Zurzeit machen sich schon erstaunlich viele Menschen Gedanken darüber, was hierzulande anders werden soll, wenn wir die jetzige Pandemie und die getroffenen Einschränkungen unseres Zusammenlebens überwunden haben. Amtspersonen, die bis dahin mit dem Wort „Solidarität“ und mit dem Sozialstaat distanziert umgingen, bekennen sich dazu. Manche schwärmen von der in der Krise praktizierten Solidarität, vom gemeinsamen Singen und von der Hilfe für andere Menschen. Das soll hier nicht schlechtgemacht werden. Es soll allerdings die Frage gestellt werden, wie die jetzigen Lippenbekenntnisse einschließlich der guten Taten von heute dann künftig auch Wirklichkeit werden und bleiben. Was soll anders werden? Wie könnte eine solidarische Gesellschaft aussehen? Was muss dazu konkret geschehen? Der Beantwortung dieser Fragen wollen wir eine Serie widmen und daran auch NachDenkSeiten-Leserinnen und -Leser beteiligen. Siehe unten A. Albrecht Müller.

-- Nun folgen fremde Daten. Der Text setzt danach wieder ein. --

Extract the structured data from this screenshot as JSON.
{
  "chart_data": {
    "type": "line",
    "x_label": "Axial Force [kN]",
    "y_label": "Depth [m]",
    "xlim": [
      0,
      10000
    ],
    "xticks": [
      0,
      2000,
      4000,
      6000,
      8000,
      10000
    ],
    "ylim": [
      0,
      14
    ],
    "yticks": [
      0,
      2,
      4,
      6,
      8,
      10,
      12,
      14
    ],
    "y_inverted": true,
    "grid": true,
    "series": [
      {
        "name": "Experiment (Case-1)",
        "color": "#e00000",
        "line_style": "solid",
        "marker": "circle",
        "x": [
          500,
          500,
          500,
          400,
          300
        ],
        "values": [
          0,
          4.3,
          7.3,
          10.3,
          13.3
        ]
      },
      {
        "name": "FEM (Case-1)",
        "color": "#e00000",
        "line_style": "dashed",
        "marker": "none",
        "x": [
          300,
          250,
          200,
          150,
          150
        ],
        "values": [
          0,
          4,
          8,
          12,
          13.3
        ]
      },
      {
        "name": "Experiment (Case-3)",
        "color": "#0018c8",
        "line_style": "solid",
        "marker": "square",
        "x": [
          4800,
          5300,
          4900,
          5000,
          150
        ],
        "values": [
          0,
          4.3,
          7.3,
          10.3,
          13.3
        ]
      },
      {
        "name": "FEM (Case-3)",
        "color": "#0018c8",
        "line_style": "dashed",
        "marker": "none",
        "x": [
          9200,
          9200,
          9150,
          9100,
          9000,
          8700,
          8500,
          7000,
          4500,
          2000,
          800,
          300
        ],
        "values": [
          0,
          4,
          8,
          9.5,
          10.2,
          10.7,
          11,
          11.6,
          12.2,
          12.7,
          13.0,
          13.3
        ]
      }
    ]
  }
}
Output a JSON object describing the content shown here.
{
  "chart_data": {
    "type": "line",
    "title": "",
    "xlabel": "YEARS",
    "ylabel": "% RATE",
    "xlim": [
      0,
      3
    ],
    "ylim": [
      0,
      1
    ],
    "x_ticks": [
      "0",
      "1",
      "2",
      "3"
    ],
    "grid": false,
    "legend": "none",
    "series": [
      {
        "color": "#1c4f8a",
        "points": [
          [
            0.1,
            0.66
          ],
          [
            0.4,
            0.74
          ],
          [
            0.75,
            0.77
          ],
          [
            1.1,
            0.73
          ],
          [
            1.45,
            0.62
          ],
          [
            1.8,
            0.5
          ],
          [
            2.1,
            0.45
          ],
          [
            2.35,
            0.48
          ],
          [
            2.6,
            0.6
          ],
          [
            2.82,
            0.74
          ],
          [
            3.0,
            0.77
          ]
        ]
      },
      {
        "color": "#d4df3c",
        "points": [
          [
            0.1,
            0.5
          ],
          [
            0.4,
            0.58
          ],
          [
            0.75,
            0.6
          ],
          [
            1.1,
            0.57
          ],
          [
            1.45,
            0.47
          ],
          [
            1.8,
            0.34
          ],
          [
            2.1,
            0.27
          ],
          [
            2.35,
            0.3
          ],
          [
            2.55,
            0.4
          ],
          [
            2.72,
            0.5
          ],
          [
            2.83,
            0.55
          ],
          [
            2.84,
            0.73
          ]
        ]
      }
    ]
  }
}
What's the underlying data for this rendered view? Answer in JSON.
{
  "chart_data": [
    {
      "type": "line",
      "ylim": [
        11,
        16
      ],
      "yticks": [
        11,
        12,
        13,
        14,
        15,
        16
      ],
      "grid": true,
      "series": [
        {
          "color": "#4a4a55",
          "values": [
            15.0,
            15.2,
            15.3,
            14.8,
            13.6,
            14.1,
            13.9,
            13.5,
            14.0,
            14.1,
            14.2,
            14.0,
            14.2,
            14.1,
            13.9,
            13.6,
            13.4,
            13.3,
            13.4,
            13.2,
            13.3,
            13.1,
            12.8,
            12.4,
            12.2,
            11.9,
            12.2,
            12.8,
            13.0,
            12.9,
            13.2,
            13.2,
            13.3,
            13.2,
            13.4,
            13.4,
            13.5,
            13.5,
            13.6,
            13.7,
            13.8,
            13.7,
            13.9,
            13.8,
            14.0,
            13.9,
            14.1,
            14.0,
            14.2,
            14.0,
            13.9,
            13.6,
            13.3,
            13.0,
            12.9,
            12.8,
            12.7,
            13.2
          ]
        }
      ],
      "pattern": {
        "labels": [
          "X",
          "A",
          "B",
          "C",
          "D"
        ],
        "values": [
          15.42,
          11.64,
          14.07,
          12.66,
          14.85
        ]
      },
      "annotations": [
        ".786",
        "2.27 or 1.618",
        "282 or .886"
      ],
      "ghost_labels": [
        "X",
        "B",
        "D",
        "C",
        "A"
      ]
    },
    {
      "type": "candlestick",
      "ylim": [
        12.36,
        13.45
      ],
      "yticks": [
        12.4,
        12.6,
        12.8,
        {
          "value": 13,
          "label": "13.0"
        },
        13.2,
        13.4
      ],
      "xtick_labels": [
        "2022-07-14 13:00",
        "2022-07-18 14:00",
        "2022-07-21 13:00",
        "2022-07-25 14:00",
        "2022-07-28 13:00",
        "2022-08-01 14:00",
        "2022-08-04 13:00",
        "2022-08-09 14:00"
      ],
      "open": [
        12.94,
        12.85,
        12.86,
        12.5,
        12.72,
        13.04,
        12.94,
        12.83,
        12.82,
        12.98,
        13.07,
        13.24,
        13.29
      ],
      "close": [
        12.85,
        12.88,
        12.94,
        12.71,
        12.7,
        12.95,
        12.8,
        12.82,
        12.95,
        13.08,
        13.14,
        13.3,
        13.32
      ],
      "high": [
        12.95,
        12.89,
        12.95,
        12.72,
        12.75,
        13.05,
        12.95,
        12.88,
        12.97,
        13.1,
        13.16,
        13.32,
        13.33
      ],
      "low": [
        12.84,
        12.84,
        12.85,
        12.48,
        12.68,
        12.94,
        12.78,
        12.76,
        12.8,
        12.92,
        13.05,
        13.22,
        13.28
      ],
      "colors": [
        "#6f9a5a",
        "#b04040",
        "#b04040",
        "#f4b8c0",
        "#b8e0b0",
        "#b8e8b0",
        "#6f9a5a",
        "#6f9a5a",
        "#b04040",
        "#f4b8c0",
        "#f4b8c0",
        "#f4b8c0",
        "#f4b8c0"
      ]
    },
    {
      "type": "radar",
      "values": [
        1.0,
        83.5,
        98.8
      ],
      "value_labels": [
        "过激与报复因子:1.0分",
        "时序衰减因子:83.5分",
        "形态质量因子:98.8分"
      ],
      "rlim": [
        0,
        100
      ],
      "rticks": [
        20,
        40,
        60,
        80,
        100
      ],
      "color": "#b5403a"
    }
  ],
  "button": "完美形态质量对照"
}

In mehreren Talkshows und Nachrichten-Sendungen ist die Vorstellung, dass wir nach Überwindung der jetzigen Pandemie anders, eben solidarischer zusammenleben sollten, propagiert worden. Auffällig deutlich hat das Olaf Scholz formuliert. Der Sozialstaat sei manchmal besser als sein Ruf, hat er in diesem Zeit-Interview gemeint. Andere äußerten sich ähnlich. Die wichtige Frage ist, wie lange diese Einsichten anhalten und ob sie die erwarteten positiven Folgen haben. Nach der Finanzkrise gab es ja immerhin auch die Einsicht, wir müssten die Spekulation eindämmen und die Finanzmärkte besser regulieren. Daraus wurde aber nicht sehr viel.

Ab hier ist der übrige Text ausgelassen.